Le ministère de la Justice du Québec a
entrepris une réforme du droit de la famille. Quelle direction cette
réforme doit-elle prendre ? Il faut d'abord constater que le Code civil
du Québec, socle du droit de la famille,
ne définit pas la famille et qu'il n'y a probablement pas consensus au
Québec sur la définition de la famille. Une famille québécoise a
beaucoup changé depuis les années 1960. Le rassurant modèle traditionnel
du couple hétérosexuel marié devant monsieur le
curé ou le greffier du Palais de justice a du plomb dans l'aile et il
n'est probablement pas exagéré d'écrire que l'union de fait est
aujourd'hui le modèle favorisé par de nombreux couples de jeunes
Québécois, qui affirment ainsi que la cérémonie du mariage
religieuse ou civile n'est qu'un accessoire. Ce qui intéresse au
premier titre la commission c'est plus la rupture de l'union peu importe
la forme qu'elle a pris initialement. La question a été réglée pour les
couples mariés avec l'entrée en vigueur du patrimoine
familial et les règles de son partage en cas de fin de la vie commune.
Certains souhaiteraient assujettir les
conjoints de fait aux règles du patrimoine familial au nom de l'égalité
économique des époux et de la protection économique des enfants. Cet
encadrement irait jusqu'à imposer aux
conjoints de fait l'obligation de choisir un régime matrimonial,
rappelons qu'il sont à l'heure actuelle
de facto en séparation de biens. Difficile de ne pas voir dans
cette méfiance de certains à l'égard des conjoints de fait une
survivance de la vieille méfiance de l'Église catholique à l'égard des
« accotés », vivant dans le péché. Finie la
liberté pour ces « anarchistes de l'Amour». L'effet indéniable du
patrimoine familial sur la nuptialité n'est pas à démontrer, combien de
couples ont refusé de se marier devant le fait qu'une fois mariés, ils
devraient vivre en cas de rupture avec le partage
du patrimoine familial. L'imposer aux conjoints de fait signifierait
probablement qu'à court ou moyen terme nous vivrions dans une société de
fuck friends, évitant soigneusement toute forme d'engagement à
long terme, société bien peu propice à la relance d'une quelconque forme
de natalité. Question accessoire, comment constater l'existence de ces
unions de fait soumises au patrimoine
familial puisque le propre de la constitution de ces unions est
justement de vouloir échapper aux règles. Il est facile d'imaginer le
cauchemar bureaucratique que deviendra la preuve de l'existence de ces
unions. Et les querelles sans fin sur lesquelles la
fin de ces unions déboucheront inévitablement suite à la dénonciation
de l'union par l'un des conjoints, celui s'estimant lésé économiquement.

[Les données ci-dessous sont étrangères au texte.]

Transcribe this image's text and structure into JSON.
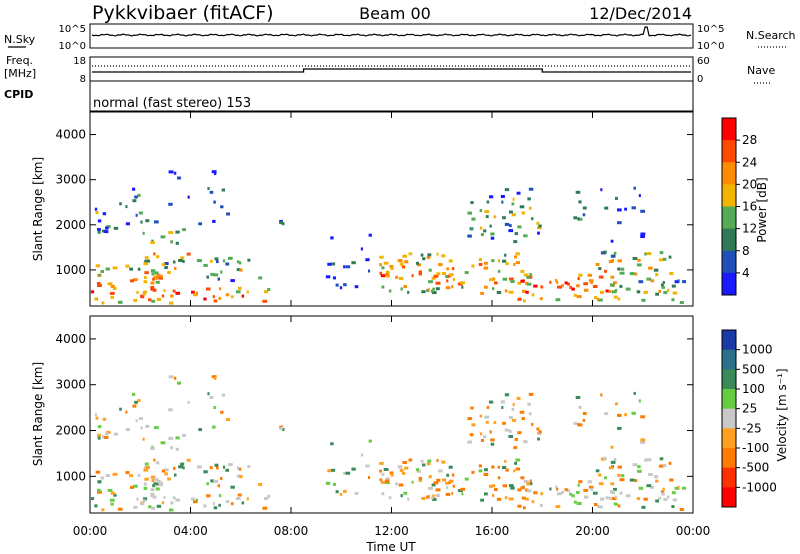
{
  "header": {
    "station": "Pykkvibaer (fitACF)",
    "beam": "Beam 00",
    "date": "12/Dec/2014"
  },
  "top_panels": {
    "nsky_label": "N.Sky",
    "nsearch_label": "N.Search",
    "noise_ticks": [
      "10^5",
      "10^0"
    ],
    "freq_label": "Freq.",
    "freq_unit": "[MHz]",
    "freq_ticks": [
      "18",
      "8"
    ],
    "nave_label": "Nave",
    "nave_ticks": [
      "60",
      "0"
    ],
    "cpid_label": "CPID",
    "cpid_text": "normal (fast stereo) 153"
  },
  "colors": {
    "power": [
      "#1a1aff",
      "#1f4fb8",
      "#2f7a55",
      "#55aa55",
      "#f2b400",
      "#ff8c00",
      "#ff4a00",
      "#ff0000"
    ],
    "velocity": [
      "#1a3aa8",
      "#2b6f88",
      "#3a8a5a",
      "#66cc44",
      "#c8c8c8",
      "#ffa020",
      "#ff7a00",
      "#ff3000",
      "#ff0000"
    ]
  },
  "chart_data": [
    {
      "type": "heatmap",
      "name": "power",
      "ylabel": "Slant Range [km]",
      "yticks": [
        "1000",
        "2000",
        "3000",
        "4000"
      ],
      "ylim": [
        200,
        4500
      ],
      "colorbar_label": "Power [dB]",
      "colorbar_ticks": [
        "4",
        "8",
        "12",
        "16",
        "20",
        "24",
        "28"
      ],
      "clim": [
        0,
        32
      ]
    },
    {
      "type": "heatmap",
      "name": "velocity",
      "ylabel": "Slant Range [km]",
      "yticks": [
        "1000",
        "2000",
        "3000",
        "4000"
      ],
      "ylim": [
        200,
        4500
      ],
      "colorbar_label": "Velocity [m s⁻¹]",
      "colorbar_ticks": [
        "1000",
        "500",
        "100",
        "25",
        "-25",
        "-100",
        "-500",
        "-1000"
      ]
    }
  ],
  "xaxis": {
    "label": "Time UT",
    "ticks": [
      "00:00",
      "04:00",
      "08:00",
      "12:00",
      "16:00",
      "20:00",
      "00:00"
    ]
  }
}
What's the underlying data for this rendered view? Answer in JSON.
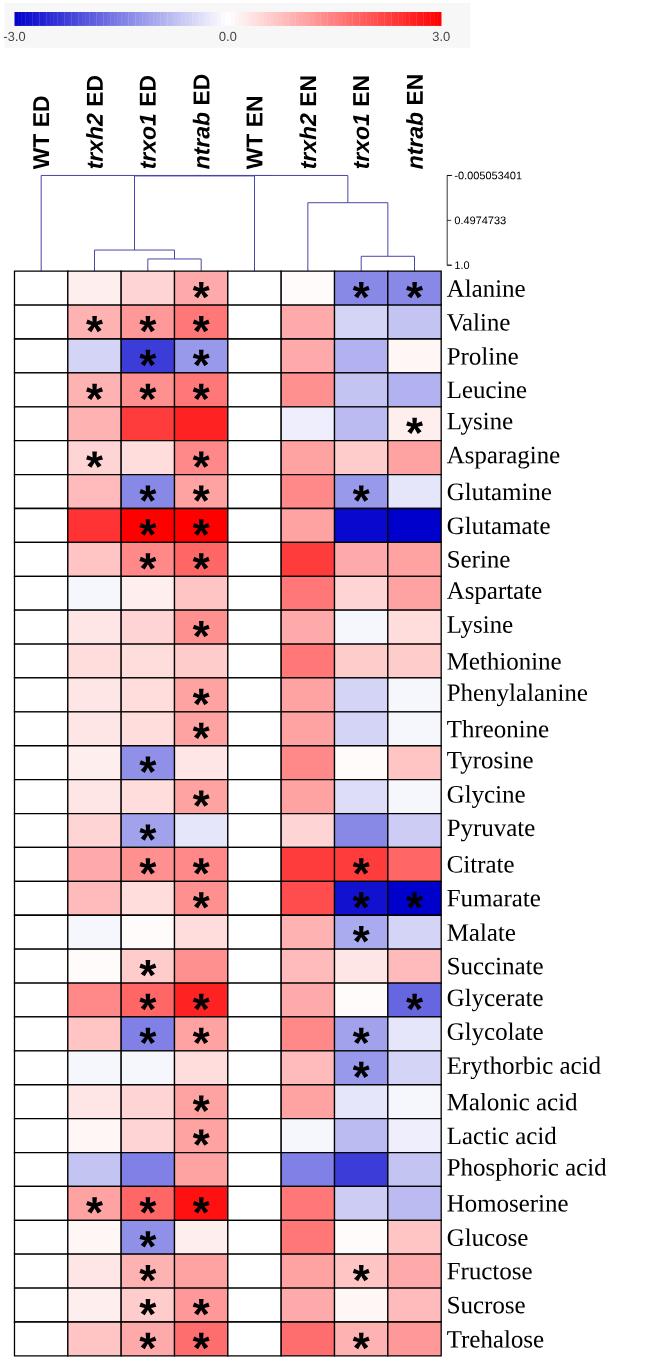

Plutôt que de centrer la réflexion de
la commission sur l'égalité économique des conjoints, parlons plutôt de
la sécurité économique des enfants. Le Code civil du Québec prévoit déjà
la survie de l'obligation alimentaire
en faveur du conjoint survivant et des enfants (article 684 et suivants
du
Code civil du Québec) et les tribunaux québécois se sont prononcés
de nombreuses fois sur la question. Ce n'est pas aux enfants, victimes
bien involontaires, de parents ayant souhaité vivre «sous le radar» du
mariage à payer pour les pots cassés générés
par l'insouciance de leurs géniteurs. Force est de constater que la
perception et la distribution de ces pensions sera le fait du ministère
du Revenu , comme il le fait à l'heure actuelle pour les pensions
alimentaires des conjoints divorcés.
Finalement, toutes choses considérées, le
statu quo est peut-être la politique à favoriser.